Extremes of temperature, humidity, corrosive chemicals, dust, shock and vibration can wreak havoc on unsuspecting SODIMM modules that were not designed to handle them. For decades, system manufacturers and integrators in military, aerospace and transportation markets have tried to tolerate these consumer modules with plenty of epoxy (RTV) or straps or clips or brackets. Imagine the puzzled looks on the faces of RMA technicians who thought they’d seen it all.

Many of these users would be willing to pay more for a rugged-by-design memory module if a suitable standards-based solution existed. Over the years, some SFF SBC manufacturers have created modules using pin-in-socket technology or even surface mount board-to-board connectors. These solutions can stand up to harsh environments almost as well as soldered RAM, and can even be conformally coated if each board is coated separately first with the connectors masked. The downside has been single sourcing of these proprietary modules.

As evidence of the resilience and determination of this very fragmented embedded market, a number of companies have been collaborating on various rugged RAM solutions. The most rugged solutions involve the use of board-to-board connectors, as some OEMs are concerned that card edge gold finger-in-socket approaches are vulnerable to gradual micro-etching and contamination and have not yet been proven definitively over many years in harsh environments.

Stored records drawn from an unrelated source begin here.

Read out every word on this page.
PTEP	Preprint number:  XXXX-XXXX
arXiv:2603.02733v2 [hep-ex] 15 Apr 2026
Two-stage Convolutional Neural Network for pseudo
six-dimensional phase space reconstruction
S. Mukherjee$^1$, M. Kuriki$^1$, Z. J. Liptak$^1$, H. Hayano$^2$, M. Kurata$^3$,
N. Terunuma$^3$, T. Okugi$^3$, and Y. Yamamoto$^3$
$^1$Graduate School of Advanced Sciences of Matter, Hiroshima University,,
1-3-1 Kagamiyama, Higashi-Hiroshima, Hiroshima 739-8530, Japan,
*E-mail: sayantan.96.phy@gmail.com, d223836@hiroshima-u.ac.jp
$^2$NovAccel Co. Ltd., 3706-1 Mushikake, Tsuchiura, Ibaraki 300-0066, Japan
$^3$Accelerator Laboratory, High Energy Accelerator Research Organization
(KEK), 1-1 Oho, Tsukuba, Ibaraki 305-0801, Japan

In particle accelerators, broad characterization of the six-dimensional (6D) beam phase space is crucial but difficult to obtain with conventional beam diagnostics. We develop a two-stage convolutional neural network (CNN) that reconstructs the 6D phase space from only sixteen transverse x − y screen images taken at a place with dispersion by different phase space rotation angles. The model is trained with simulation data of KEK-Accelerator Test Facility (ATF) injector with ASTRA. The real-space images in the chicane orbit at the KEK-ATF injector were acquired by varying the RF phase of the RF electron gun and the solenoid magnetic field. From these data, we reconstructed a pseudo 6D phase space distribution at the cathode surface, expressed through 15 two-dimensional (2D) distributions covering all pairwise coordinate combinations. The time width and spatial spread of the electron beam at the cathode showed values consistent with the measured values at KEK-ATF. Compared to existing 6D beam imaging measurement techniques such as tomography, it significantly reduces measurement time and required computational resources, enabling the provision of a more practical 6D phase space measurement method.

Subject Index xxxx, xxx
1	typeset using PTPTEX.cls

Board space is so limited on SFFs; every square millimeter is used for features. Any time a connector can be eliminated means greater feature density for OEMs who need to reduce size and weight. RAM interfaces are quite wide in order to support the Gbyte/second bandwidth required—64 bits wide for x86 SBCs and 8 more lines for medical and server applications that are supporting ECC. It’s quite efficient to add four lines to a 200-pin RAM connector in order to support SATA Flash on the same module. At the other extreme, it’s not efficient to run several SATA interfaces up an entire stack of cards through multiple large board-to-board connectors.

A truly rugged memory module specification from an open standards organization will be a major step forward for the high end of our market, where the full costs of “blue screens of death” and data corruption far outweigh the price premiums above consumer grade modules. So it’s time for embedded-focused RAM manufacturers to step up and serve their market by advancing the state of the art for mission-critical apps.